- Language: English

Publication
- Published in: Zero
- Publication date: Summer 1949

= The Delicate Prey =

"The Delicate Prey" is a piece of short fiction by Paul Bowles. It was written in 1949 and first published in Paris in the summer 1949 issue of the small literary journal Zero. In 1950, Random House presented the story in the collection of Bowles's short fiction, The Delicate Prey and Other Stories. This short story is considered one of Bowles' most outstanding and controversial works of fiction.

"The Delicate Prey" was declined for inclusion by the British John Lehmann publishers in its collection of Bowles's works A Little Stone in 1950. It would not be printed in Britain until 1968 due to censorship issues.

==Plot==
Two brothers of the Filala commune, both leather merchants in Tabelbala Algeria, travel on business to the city of Tessalit, accompanied by their young nephew, Driss. The journey takes them though a remote mountain region historically roamed by the Reguibat, regarded as bandits. En route, they encounter a lone traveler who identifies himself as a Moungari, a resident of Moungar, a village that boasts a ruined holy shrine. The brothers allow him to join them, but Driss is suspicious.

On the pretext of going to hunt gazelle near the campsite, the Moungari lures the brothers into an ambush, killing them. He returns to the camp and brutally mutilates and rapes the boy Driss. When the Moungari attempts to sell their camels and merchandise in Tessalit, his crime is discovered. The French colonial officials hand the murderer over to the Filala who arrange a fate far worse than summary execution.

==Publishing history==

"Playwright Tennessee Williams on "The Delicate Prey": "I recognised it as a beautiful piece of prose but advised Bowles against its publication in the States. You see, my own shocking stories had been published in expensive private editions by New Directions and never exhibited on a bookstore counter."
Williams cautioned Bowles "if you publish it, you're mad." — Colm Tóibín in The London Review of Books (2007)

The story for 'The Delicate Prey' had its origins in an actual incident described to Bowles by a "French captain" in the winter of 1947–1948 at Timimoun, Algeria. The outlines of the event, including Filala leather merchants, their murder by a bandit and his capture and execution with the approval of French authorities, all appear in the short work of fiction. Bowles admitted to embellishing the story: "I hoked it up considerably."

Bowles wrote 'The Delicate Prey" while on board the SS Vulcania in December 1948 en route to Tangiers.
 According to Bowles, when playwright Tennessee Williams previewed the work on the SS Vulcania, he strenuously urged him not to publish it: "You mustn't publish it. Don't publish that…everyone will think you're a monster, and it will do you irreparable harm..."

Bowles opted to submit "The Delicate Prey" for publication in the Paris Zero in 1949, a journal that had a very limited circulation. The story appeared as part of collection of Bowles's short fiction in 1950, The Delicate Prey and Other Stories by Random House.

The story did not appear in any British publication until 1968 due to "censorship concerns."

==Critical assessment==
The shocking act of gratuitous violence that marks the climax of the story earned Bowles the epithet "the pornographer of terror" and "a secret lover of the horror he evokes" by literary critic Leslie A. Fiedler in The Kenyon Review. Biographer Allen Hibbard writes:

...at its most basic level, castration (penectomy) invokes our fears of vulnerability, of having our most personal, productive potential violently and irrationally ripped from us."
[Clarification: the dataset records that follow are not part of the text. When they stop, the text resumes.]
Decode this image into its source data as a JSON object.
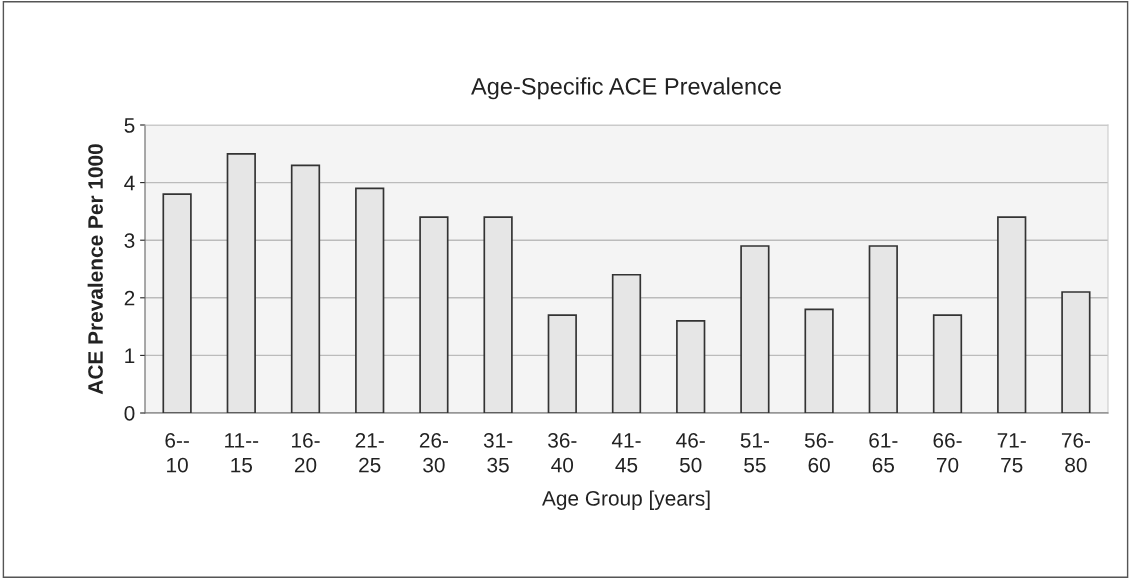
{
  "chart_data": {
    "type": "bar",
    "title": "Age-Specific ACE Prevalence",
    "xlabel": "Age Group [years]",
    "ylabel": "ACE Prevalence Per 1000",
    "categories": [
      "6--\n10",
      "11--\n15",
      "16-\n20",
      "21-\n25",
      "26-\n30",
      "31-\n35",
      "36-\n40",
      "41-\n45",
      "46-\n50",
      "51-\n55",
      "56-\n60",
      "61-\n65",
      "66-\n70",
      "71-\n75",
      "76-\n80"
    ],
    "values": [
      3.8,
      4.5,
      4.3,
      3.9,
      3.4,
      3.4,
      1.7,
      2.4,
      1.6,
      2.9,
      1.8,
      2.9,
      1.7,
      3.4,
      2.1
    ],
    "color": "#e6e6e6",
    "ylim": [
      0,
      5
    ],
    "yticks": [
      0,
      1,
      2,
      3,
      4,
      5
    ],
    "grid": "y",
    "legend": false
  }
}
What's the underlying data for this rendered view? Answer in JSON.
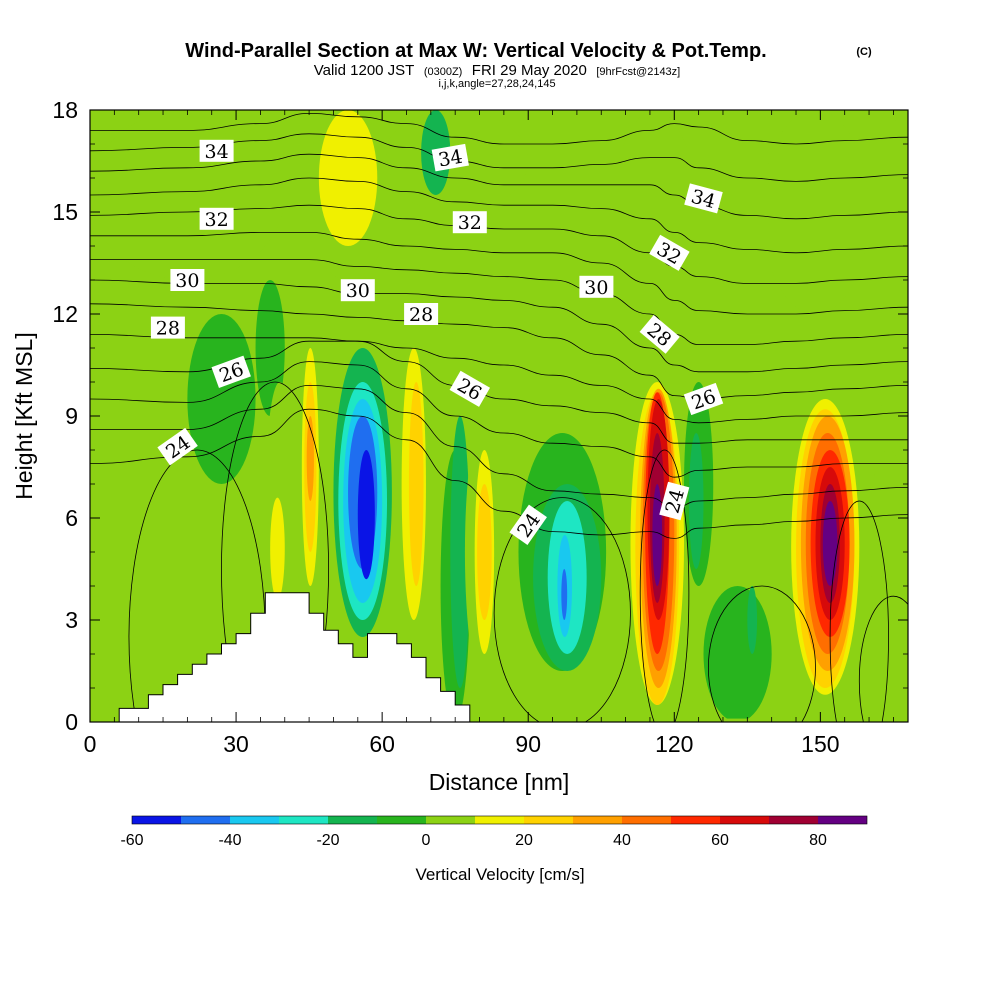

When "The Delicate Prey" appeared in the Random House The Delicate Prey and Other Stories in 1950, Alice B. Toklas informed Bowles that, though approving his literary style, she considered the work "not to my taste." Playwright Tennessee Williams remarked: "It wasn't the Arabs I was afraid of while I was in Tangier; it was Paul Bowles, whose chilling stories filled me with horror."

== Sources ==
- Hibbard, Allen. 1993. Paul Bowles: A Study of the Short Fiction. Twayne Publishers. New York.
- Prose, Francine. 2002. The Coldest Eye: acting badly among the Arabs. Harper's Magazine. March, 2002. https://harpers.org/archive/2002/03/the-coldest-eye/ Retrieved 10 July 2022.
- Tóibín, Colm. 2007. Avoid the Orient. Review, Paul Bowles: A Life, by Virginia Spencer Carr. London Review of Books, Vol. 29 No. 1, 4 January 2007. https://www.lrb.co.uk/the-paper/v29/n01/colm-toibin/avoid-the-orient Retrieved 11 July 2022.
- Vidal, Gore. 1979. Introduction to Paul Bowles; Collected Stories, 1939-1976. Black Sparrow Press. Santa Rosa. 2001.